Piłkarze Slavii Praga nie uklękli przed meczem rewanżowym ćwierćfinału Ligi Europy z Arsenalem Londyn. Brak gestu wsparcia czeskiej drużyny dla ruchu Black Lives Matter wywołał lawinę komentarzy w mediach społecznościowych.
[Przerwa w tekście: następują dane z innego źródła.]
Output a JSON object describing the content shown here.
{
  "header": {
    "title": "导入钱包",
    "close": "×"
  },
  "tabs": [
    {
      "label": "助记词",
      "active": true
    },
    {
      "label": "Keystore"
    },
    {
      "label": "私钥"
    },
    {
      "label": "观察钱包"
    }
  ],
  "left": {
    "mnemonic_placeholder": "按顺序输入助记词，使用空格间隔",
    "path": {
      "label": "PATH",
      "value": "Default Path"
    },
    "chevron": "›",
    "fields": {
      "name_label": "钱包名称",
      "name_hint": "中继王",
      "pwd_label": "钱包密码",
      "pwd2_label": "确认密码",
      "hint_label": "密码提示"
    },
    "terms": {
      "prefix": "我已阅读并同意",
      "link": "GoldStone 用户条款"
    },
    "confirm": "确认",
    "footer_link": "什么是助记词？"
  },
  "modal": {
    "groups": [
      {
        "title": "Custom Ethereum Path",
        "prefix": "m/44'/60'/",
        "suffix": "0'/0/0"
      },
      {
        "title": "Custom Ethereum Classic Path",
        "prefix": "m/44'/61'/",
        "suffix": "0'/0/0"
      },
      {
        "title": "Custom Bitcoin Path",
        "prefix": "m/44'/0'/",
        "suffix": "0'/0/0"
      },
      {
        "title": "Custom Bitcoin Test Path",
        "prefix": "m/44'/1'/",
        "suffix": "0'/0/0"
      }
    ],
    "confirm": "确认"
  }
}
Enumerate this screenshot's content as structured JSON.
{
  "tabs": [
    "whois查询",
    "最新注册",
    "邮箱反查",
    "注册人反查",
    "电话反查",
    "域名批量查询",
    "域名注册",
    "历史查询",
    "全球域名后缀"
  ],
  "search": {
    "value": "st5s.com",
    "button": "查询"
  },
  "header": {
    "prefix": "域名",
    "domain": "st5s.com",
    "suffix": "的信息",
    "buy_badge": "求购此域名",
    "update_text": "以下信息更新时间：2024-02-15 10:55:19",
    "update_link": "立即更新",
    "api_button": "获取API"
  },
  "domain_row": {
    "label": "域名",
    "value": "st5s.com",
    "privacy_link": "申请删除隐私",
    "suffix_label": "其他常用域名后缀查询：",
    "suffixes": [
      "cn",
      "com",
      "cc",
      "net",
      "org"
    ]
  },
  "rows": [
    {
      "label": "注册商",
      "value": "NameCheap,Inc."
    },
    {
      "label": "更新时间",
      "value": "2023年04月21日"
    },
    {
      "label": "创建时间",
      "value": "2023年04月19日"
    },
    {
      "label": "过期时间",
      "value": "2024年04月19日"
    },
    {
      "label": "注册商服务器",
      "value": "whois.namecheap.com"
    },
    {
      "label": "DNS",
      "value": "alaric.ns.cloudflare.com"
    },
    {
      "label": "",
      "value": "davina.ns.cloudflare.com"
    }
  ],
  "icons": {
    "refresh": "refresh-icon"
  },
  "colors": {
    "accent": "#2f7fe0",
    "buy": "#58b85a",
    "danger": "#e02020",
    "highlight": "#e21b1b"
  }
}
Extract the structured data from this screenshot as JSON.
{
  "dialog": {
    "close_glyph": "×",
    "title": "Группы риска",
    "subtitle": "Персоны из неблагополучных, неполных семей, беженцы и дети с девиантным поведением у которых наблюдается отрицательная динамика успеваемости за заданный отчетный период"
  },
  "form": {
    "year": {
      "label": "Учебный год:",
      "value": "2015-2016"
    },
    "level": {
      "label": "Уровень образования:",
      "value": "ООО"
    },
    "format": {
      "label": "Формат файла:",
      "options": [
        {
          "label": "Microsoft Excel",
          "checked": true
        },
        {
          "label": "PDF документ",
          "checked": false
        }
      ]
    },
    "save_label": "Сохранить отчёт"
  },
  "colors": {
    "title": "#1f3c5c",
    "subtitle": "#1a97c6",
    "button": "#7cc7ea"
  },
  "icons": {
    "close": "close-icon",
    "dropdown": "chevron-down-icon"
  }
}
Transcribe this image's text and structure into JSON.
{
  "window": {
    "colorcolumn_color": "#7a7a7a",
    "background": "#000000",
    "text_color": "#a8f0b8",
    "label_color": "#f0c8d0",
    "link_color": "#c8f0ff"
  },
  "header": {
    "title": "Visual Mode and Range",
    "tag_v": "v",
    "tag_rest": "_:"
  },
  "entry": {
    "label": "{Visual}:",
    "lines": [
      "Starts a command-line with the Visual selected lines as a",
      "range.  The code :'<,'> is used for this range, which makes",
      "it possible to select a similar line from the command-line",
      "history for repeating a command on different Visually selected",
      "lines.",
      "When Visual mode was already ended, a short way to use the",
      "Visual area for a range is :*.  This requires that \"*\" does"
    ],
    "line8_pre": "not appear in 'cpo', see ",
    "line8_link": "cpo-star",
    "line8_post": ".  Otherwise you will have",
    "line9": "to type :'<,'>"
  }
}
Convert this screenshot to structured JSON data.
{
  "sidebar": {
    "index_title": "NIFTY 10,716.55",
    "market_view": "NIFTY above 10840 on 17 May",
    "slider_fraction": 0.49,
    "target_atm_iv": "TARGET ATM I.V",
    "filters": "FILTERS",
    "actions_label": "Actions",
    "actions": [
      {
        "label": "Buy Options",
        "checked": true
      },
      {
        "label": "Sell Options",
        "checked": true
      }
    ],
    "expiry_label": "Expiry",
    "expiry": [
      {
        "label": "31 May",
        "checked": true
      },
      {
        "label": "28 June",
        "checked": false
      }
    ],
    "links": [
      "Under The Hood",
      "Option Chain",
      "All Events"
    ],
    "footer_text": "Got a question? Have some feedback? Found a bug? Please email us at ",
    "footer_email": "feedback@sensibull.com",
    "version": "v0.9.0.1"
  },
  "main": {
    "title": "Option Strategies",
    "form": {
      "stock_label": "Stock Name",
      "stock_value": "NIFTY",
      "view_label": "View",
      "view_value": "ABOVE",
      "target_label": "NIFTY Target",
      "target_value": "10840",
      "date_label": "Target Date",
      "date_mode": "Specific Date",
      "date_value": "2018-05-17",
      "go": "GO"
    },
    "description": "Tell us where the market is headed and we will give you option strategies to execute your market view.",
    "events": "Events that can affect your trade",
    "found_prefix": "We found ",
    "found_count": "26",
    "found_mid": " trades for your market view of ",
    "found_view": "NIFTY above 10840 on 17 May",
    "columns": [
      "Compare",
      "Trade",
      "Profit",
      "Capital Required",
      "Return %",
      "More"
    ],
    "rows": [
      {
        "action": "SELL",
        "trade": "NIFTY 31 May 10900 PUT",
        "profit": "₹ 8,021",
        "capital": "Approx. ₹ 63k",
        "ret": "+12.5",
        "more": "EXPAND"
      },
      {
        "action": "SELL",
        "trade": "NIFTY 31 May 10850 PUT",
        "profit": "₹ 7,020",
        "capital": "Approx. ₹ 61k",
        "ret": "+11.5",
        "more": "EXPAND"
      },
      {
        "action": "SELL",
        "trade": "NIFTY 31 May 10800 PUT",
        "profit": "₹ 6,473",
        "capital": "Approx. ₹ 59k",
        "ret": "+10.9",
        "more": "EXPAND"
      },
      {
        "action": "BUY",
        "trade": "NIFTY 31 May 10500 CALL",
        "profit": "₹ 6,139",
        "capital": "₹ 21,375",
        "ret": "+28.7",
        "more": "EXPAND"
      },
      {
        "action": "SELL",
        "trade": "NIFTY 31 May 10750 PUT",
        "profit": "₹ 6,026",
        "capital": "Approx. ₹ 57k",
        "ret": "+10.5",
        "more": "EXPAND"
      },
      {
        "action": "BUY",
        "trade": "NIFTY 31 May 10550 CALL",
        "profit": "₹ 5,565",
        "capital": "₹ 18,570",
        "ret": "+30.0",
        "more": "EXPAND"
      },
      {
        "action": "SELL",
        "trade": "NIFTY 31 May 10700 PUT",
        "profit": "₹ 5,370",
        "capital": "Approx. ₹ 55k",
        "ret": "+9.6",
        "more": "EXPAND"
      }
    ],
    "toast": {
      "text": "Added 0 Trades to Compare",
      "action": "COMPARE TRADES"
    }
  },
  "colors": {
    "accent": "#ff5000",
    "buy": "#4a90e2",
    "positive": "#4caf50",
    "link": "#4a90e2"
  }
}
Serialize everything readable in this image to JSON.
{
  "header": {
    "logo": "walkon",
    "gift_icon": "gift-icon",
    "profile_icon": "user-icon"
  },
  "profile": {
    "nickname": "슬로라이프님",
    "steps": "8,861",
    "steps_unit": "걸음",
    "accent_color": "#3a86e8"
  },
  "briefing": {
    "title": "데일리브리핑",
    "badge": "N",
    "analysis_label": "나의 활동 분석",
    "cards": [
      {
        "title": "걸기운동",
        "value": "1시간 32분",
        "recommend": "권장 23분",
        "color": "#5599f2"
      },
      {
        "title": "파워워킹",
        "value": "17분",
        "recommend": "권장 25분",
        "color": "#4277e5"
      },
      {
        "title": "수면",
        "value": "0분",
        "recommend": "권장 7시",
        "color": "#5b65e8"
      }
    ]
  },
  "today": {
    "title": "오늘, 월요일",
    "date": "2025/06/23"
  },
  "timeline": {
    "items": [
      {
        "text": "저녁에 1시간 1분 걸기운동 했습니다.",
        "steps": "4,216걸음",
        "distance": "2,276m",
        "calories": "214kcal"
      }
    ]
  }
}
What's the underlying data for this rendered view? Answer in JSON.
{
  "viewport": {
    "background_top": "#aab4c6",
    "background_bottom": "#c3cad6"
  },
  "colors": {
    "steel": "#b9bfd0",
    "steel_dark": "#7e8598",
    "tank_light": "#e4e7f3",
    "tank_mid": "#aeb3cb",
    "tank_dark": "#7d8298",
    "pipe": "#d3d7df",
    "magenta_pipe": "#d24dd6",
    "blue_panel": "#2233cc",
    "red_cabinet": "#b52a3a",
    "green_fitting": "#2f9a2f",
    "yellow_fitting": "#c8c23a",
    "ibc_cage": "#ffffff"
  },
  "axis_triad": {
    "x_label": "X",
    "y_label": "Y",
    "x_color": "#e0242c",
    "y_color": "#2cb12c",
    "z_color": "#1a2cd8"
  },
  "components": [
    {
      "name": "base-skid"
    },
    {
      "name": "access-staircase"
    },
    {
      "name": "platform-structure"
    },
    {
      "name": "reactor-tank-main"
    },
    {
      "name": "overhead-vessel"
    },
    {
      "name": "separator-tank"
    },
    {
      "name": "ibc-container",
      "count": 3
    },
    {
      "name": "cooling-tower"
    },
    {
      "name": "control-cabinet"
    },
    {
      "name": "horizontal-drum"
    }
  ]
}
Temat klękania piłkarzy przed rozpoczęciem meczów piłkarskich wciąż wywołuje duże emocje. Widać to w ilości komentarzy po ćwierćfinale Ligi Europy w Pradze. Piłkarze czeskiej drużyny stali przed pierwszym gwizdkiem podczas gdy zawodnicy Arsenalu Londyn i arbiter klęknęli
Strong message from @Arsenal players tonight ✊👏 pic.twitter.com/HHnWBLQWAg
— Photos of Football (@photosofootball) April 15, 2021
Internauci byli mocno podzieleni oceniając tą sytuację. Wiele osób popiera zachowanie czeskiej drużyny, ale nie brak również słów ostrej krytyki. Angielska drużyna wygrała 4:0, co niektórzy odebrali jako sygnał, że "karma wraca". Podkreśla się, że we wcześniejszym spotkaniu Slavii z Rangers w tych rozgrywkach doszło do rasistowskiego skandalu.
Ondrej Koudela miał nazwać czarnoskórego Glena Kamarę "małpą" i został zawieszony przez UEFA na dziesięć spotkań. Co ciekawe piłkarz szkockiej drużyny postanowił sam wymierzyć sprawiedliwość i pobił Czecha pod szatnią, po zakończonym meczu. Federacja ukarała również Kamarę, ale... tylko trzema spotkaniami zawieszenia.
Piłkarze angielskiej Premier League klękają przed rozpoczęciem spotkań ligowych w ramach poparcia ruchu Black Lives Matter od lipca zeszłego roku. Zachowanie to powielają w rozgrywkach międzynarodowych, przez co wywierana jest pewna presja na inne drużyny - z krajów gdzie ten zwyczaj nie jest praktykowany.
Niedawno w podobnej sytuacji znalazła się reprezentacja Polski, która zmierzyła się z Anglią w eliminacjach mistrzostw świata. Biało-czerwoni na Wembley nie klęknęli, a jedynie wskazali na napis "respect" (ang. szacunek) na swoich koszulkach. Hasło to symbolizuje sprzeciw UEFA wobec rasizmu.